Через двадцать лет эта тема возвращается к Мандельштаму в совсем ином звучании:
Петербург! я еще не хочу умирать: У тебя телефонов моих номера. Петербург! У меня еще есть адреса, По которым найду мертвецов голоса. Я на лестнице черной живу, и в висок Ударяет мне вырванный с мясом звонок, И всю ночь напролет жду гостей дорогих, Шевеля кандалами цепочек дверных.«Я еще не хочу умирать», конечно, напоминает о пушкинском «Но не хочу, о други, умирать» («Элегия»), а в конце — ночное ожидание «гостей дорогих», звук железа, похожий на звон кандалов, и уже не отсутствие «боязни», а острый страх ночных звуков, несущих смерть. Пушкинская тюремная тема резко перешла в реальность, собственная прежняя метафора претворилась в жизнь. Характерно, что мотивы эти возникают в финале стихотворения, как и в пушкинском «Андрее Шенье», как и в «Змее»; за зловещими ночными звуками — обрыв в пустоту, смерть.
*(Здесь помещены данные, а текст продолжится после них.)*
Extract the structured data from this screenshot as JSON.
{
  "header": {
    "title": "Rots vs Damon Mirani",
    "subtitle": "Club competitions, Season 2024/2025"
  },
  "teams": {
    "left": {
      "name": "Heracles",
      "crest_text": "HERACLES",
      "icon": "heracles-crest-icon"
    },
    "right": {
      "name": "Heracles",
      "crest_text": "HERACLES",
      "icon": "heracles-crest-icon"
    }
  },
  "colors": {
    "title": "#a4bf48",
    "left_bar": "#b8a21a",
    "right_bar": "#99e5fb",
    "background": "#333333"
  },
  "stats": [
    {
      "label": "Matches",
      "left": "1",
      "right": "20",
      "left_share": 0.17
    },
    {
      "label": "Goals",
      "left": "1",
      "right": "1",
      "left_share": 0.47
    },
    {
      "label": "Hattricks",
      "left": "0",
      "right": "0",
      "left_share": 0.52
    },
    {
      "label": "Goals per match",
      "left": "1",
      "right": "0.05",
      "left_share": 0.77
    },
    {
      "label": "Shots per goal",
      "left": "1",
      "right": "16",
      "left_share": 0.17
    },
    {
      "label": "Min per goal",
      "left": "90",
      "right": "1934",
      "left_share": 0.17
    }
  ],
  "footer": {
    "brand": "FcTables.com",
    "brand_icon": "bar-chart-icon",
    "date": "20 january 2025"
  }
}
Что касается звуков, то в «Ленинграде» пушкинский «звон оков» и пушкинский же звук ключа «в заржавом замке» Мандельштам соединяет в метафоре: «Шевеля кандалами цепочек дверных». Комментарий к тюремным звукам находим в «Воспоминаниях» Надежды Яковлевны, относящихся уже к воронежской жизни: «Тюрьма прочно жила в нашем сознании. <…> Да и люди, не испытавшие тюремных камер, тоже не могли избавиться от тюремных ассоциаций. Когда года через полтора в той же гостинице остановился Яхонтов, он сразу заметил, как там лязгают ключи в замках: „Ого!“ — сказал он, когда, выйдя из его номера, мы запирали дверь. „Звук не тот“, — успокоил его О. М. Они отлично поняли друг друга» [97] .
97
Мандельштам Н. Я. Воспоминания. М., 1999, стр. 146.
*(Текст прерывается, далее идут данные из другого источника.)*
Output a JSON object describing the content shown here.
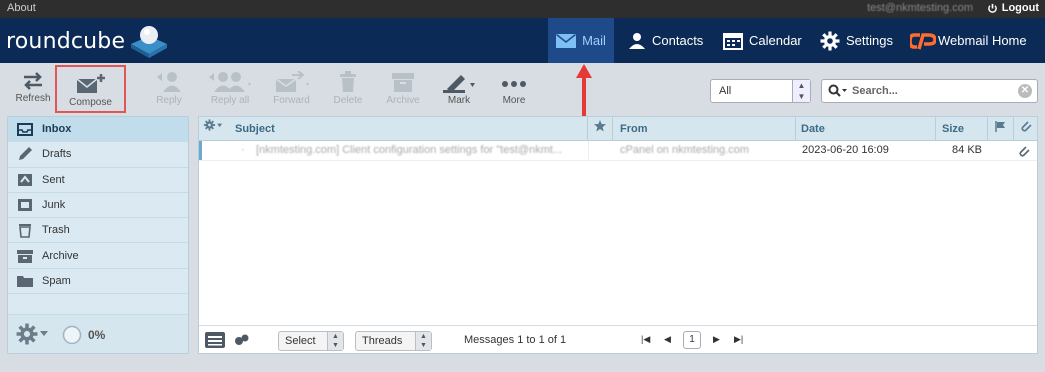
{
  "topline": {
    "about": "About",
    "user_email": "test@nkmtesting.com",
    "logout": "Logout"
  },
  "header": {
    "logo_text": "roundcube",
    "nav": [
      {
        "label": "Mail"
      },
      {
        "label": "Contacts"
      },
      {
        "label": "Calendar"
      },
      {
        "label": "Settings"
      },
      {
        "label": "Webmail Home"
      }
    ]
  },
  "toolbar": {
    "refresh": "Refresh",
    "compose": "Compose",
    "reply": "Reply",
    "reply_all": "Reply all",
    "forward": "Forward",
    "delete": "Delete",
    "archive": "Archive",
    "mark": "Mark",
    "more": "More",
    "filter_value": "All",
    "search_placeholder": "Search..."
  },
  "folders": [
    {
      "name": "Inbox",
      "icon": "inbox-icon"
    },
    {
      "name": "Drafts",
      "icon": "pencil-icon"
    },
    {
      "name": "Sent",
      "icon": "sent-icon"
    },
    {
      "name": "Junk",
      "icon": "junk-icon"
    },
    {
      "name": "Trash",
      "icon": "trash-icon"
    },
    {
      "name": "Archive",
      "icon": "archive-icon"
    },
    {
      "name": "Spam",
      "icon": "folder-icon"
    }
  ],
  "quota": "0%",
  "message_list": {
    "columns": {
      "subject": "Subject",
      "from": "From",
      "date": "Date",
      "size": "Size"
    },
    "rows": [
      {
        "subject": "[nkmtesting.com] Client configuration settings for \"test@nkmt...",
        "from": "cPanel on nkmtesting.com",
        "date": "2023-06-20 16:09",
        "size": "84 KB"
      }
    ]
  },
  "footer": {
    "select": "Select",
    "threads": "Threads",
    "count_text": "Messages 1 to 1 of 1",
    "page": "1"
  },
  "colors": {
    "header_bg": "#0b2a55",
    "mail_active": "#1e4a8a",
    "accent_red": "#e05555"
  }
}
Теперь понятно и нам, о каком острожном звуке говорит Мандельштам в стихотворении 1931 года:
Колют ресницы. В груди прикипела слеза. Чую без страху, что будет и будет гроза. Кто-то чудной меня что-то торопит забыть. Душно — и все-таки до смерти хочется жить. С нар приподнявшись на первый раздавшийся звук, Дико и сонно еще озираясь вокруг, Так вот бушлатник шершавую песню поет В час, как полоской заря над острогом встает.Ожидание смерти, предрассветный звук, «шершавая песня». Надежда Мандельштам пояснила, что в этих стихах выражено «отношение О. М. к русским каторжным песням — он считал их едва ли не лучшими, очень любил» [98] . А точнее сказать, здесь выражено отношение к новой реальности — как и в других стихах марта 1931-го, писавшихся на том же листе:
Мне на плечи кидается век-волкодав, Но не волк я по крови своей: Запихай меня лучше, как шапку, в рукав Жаркой шубы сибирских степей… Чтоб не видеть ни труса, ни хлипкой грязцы, Ни кровавых костей в колесе; Чтоб сияли всю ночь голубые песцы Мне в своей первобытной красе.98
Цит. по: Мандельштам Осип. Собрание произведений. Стихотворения. М., 1992, стр. 171.
Тут развернута альтернатива «смерть или Сибирь» — вечная альтернатива русской истории; она была реализована в судьбах декабристов, ее обдумывал и Пушкин после 1825 года: «И я бы мог как шут висеть…», «Верно вы полагаете меня в Нерчинске». Мандельштам мечтает о Сибири как о сказочной стране с «голубыми песцами», в которой можно скрыться от гибели:
Уведи меня в ночь, где течет Енисей И сосна до звезды достает, Потому что не волк я по крови своей И меня только равный убьет.